Below me, he stood completely still, listening. A mosquito whined around my ear, and I willed it to go away. It landed where the pulse beat, hot and fast. Damn it Rak. Hurry up. I reached up and pinched the insect off, though one’s first impulse was always to swat. I felt my blood squish between my fingers, and wiped the hand down my pants leg.
Rak beckoned me down. I was already itching.
I stepped through the window, balanced precariously for a moment as I latched it, then dropped down to him.
The treasury was a floor down and through a passage behind a large hanging depicting the knotted and tangled family tree that had ruled over Norfine for nearly six centuries.
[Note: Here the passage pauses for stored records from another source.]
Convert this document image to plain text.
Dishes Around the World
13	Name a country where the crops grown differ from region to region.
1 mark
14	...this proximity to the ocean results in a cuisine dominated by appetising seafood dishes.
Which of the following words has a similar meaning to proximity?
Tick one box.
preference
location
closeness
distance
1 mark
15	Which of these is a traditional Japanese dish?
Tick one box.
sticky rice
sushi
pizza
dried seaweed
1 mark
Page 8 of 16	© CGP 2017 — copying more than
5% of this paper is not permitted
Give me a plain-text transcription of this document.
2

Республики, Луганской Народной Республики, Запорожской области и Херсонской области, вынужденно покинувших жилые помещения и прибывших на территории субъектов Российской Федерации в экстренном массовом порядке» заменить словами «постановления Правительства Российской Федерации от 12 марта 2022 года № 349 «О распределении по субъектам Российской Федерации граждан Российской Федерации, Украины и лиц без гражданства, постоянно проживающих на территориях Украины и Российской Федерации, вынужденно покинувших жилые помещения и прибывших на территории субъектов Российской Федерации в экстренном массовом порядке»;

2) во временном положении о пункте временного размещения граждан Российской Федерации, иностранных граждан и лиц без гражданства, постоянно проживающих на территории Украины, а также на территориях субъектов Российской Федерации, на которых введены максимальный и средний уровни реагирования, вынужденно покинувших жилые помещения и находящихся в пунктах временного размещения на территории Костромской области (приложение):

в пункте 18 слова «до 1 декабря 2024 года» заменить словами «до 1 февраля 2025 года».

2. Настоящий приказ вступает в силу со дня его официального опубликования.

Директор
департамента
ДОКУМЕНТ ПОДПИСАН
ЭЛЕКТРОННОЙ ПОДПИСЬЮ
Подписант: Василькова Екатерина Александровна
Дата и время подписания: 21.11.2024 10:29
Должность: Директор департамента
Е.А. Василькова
I finally made this discovery several days earlier, after working as a servant boy in this household for nearly a week. It was a risk, but for the money we were going to get from the Drake, it was worth it. Rak said we could live like kings while the men who actually had the desire to reinstate the monarchy fought it out over our heads.
Dane, he had said, in the aftermath of war, men can buy their way into the gentry, and we’ll do just that, you and I.